Moins connues que leurs homologues masculins, dont Perdigon, auteur originaire de Lespéron, aux environs de Langogne (aujourd'hui administrativement située en Ardèche), ou Garin d'Apchier ; nous savons en définitive peu de choses des trobairitz de cette zone, dont peu de pièces et de maigres biographies constituent les uniques traces. Laissons de côté Azalaïs d'Altier, demoiselle issue de la noble famille du même nom et connue par son salut à Clara d'Anduze, pour étudier plus en détails ses trois comparses, très vraisemblablement contemporaines comme le suggèrent leurs écrits.

 

  • Almoïs de Châteauneuf et Iseut de Chapieu

Almoïs de Châteauneuf et Iseut de Chapieu sont principalement connues du fait des échanges épistolaires qu'elles entretinrent. Toutes deux sont originaires d'une région voisine.

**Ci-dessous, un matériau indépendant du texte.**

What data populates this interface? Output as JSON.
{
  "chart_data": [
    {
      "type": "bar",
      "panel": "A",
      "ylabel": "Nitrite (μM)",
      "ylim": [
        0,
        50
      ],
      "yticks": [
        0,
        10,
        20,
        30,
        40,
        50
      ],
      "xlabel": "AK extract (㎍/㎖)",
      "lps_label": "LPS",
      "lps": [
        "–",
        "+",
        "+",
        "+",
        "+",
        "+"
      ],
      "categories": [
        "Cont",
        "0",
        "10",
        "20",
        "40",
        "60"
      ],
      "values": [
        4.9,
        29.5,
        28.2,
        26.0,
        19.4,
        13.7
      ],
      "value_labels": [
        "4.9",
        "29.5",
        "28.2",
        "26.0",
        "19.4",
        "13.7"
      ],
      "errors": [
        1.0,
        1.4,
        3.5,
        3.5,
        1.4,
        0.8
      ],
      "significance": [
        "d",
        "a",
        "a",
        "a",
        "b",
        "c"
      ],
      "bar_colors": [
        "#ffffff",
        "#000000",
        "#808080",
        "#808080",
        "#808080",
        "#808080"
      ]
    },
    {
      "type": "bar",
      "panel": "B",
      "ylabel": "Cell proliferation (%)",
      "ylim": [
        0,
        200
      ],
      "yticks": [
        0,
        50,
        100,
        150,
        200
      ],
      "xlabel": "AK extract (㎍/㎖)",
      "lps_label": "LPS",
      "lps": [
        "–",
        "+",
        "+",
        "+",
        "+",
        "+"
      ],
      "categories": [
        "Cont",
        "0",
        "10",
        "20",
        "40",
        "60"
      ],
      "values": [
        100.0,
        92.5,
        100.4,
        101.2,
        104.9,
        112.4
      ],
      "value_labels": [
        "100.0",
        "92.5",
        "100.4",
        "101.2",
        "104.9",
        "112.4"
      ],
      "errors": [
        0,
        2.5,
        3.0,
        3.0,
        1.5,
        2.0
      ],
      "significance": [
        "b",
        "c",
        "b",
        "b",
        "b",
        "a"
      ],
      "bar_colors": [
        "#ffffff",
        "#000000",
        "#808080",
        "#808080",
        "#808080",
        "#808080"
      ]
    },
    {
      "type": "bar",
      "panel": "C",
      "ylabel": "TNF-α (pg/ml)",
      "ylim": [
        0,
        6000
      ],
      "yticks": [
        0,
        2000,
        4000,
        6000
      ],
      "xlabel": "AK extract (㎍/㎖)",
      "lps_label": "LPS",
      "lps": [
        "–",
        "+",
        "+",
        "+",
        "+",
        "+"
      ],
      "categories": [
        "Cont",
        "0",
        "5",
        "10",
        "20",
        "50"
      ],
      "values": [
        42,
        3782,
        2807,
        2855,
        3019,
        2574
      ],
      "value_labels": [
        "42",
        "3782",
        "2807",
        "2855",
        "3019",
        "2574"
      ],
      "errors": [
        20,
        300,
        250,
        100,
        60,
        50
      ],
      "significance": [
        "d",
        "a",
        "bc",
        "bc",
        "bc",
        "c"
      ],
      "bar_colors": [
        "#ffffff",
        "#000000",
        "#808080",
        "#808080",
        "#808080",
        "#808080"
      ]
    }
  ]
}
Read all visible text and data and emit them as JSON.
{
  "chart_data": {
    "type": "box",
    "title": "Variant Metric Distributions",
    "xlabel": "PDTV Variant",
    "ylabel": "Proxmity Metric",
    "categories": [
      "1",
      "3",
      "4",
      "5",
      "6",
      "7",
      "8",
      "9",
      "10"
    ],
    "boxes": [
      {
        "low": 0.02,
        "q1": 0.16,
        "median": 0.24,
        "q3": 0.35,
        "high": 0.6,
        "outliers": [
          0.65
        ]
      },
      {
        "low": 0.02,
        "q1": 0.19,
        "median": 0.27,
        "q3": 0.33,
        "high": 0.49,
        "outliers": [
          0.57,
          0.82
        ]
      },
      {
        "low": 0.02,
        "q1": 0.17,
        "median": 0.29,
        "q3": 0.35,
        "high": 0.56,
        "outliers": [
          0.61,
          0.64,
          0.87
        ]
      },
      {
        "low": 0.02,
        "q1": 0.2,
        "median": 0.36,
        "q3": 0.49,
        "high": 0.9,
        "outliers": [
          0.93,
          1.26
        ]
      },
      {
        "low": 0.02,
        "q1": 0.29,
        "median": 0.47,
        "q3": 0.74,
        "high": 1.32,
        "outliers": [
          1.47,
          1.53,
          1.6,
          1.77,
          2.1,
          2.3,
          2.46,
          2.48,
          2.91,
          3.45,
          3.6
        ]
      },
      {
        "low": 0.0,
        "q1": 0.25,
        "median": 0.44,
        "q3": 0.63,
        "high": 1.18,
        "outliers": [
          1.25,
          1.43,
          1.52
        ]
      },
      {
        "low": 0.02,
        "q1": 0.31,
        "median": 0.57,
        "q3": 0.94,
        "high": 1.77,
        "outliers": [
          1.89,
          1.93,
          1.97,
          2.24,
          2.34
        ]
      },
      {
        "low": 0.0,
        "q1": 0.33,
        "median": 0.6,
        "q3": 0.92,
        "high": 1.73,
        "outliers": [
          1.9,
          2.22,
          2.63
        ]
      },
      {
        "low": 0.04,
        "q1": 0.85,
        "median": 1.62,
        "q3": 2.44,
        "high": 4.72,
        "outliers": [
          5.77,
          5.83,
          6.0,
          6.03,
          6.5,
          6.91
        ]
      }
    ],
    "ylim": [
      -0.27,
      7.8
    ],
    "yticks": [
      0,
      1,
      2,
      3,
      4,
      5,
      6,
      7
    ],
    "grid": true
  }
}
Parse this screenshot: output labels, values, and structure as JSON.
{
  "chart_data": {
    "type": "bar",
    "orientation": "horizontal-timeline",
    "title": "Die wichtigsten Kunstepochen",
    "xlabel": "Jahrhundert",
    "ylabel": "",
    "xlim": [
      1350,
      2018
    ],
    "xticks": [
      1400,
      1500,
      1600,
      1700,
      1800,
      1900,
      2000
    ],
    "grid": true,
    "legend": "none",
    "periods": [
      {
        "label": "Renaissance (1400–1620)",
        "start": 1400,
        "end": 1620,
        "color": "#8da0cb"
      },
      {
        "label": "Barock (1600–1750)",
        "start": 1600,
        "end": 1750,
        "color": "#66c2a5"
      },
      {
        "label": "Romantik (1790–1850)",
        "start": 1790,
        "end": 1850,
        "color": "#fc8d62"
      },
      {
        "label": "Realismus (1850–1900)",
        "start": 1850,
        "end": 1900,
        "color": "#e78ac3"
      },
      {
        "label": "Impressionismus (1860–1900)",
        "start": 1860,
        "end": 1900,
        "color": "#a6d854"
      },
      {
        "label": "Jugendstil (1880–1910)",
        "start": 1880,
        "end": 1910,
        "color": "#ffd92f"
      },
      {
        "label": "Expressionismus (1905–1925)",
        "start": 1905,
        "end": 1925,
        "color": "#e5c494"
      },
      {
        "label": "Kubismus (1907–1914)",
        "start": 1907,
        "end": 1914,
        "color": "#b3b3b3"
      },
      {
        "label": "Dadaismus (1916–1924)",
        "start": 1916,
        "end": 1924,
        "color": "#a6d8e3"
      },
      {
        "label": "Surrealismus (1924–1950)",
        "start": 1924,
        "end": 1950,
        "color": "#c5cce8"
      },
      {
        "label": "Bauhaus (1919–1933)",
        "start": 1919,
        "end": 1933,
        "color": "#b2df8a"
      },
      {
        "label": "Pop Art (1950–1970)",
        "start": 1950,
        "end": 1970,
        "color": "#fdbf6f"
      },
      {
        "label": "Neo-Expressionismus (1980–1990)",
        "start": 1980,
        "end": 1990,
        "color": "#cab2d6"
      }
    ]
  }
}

Almoïs de Châteauneuf serait en effet issue de la famille de Châteauneuf-Randon, résidant dans le captium du même nom à quelques kilomètres de Langogne sur la route en direction de Mende, un château rendu célèbre par le chevalier Du-Guesclin mort à cet endroit. Nous la connaissons principalement par une courte biographie présentée dans le chansonnier H conservé au Vatican à Rome. Un acte d'hommage datant de 1219 et relatif au seigneur de Châteauneuf, le dénommé Guillaume, indique que la mère de celui-ci portait le nom d'Almoïs. Clovis Brunel et avec lui d'autres historiens, on fait depuis le rapprochement entre la trobairitz et la noble dame. (cf. TREMOLET DE VILLERS, Anne. Trobar en Gévaudan. Mende, Association du Festival de Mende, 1982. Pp.67-70, et BRUNEL, Clovis. « Almois de Châteauneuf et Iseut de Chapieu », Extrait des Annales du Midi, t.XXVIII, Toulouse, 1916).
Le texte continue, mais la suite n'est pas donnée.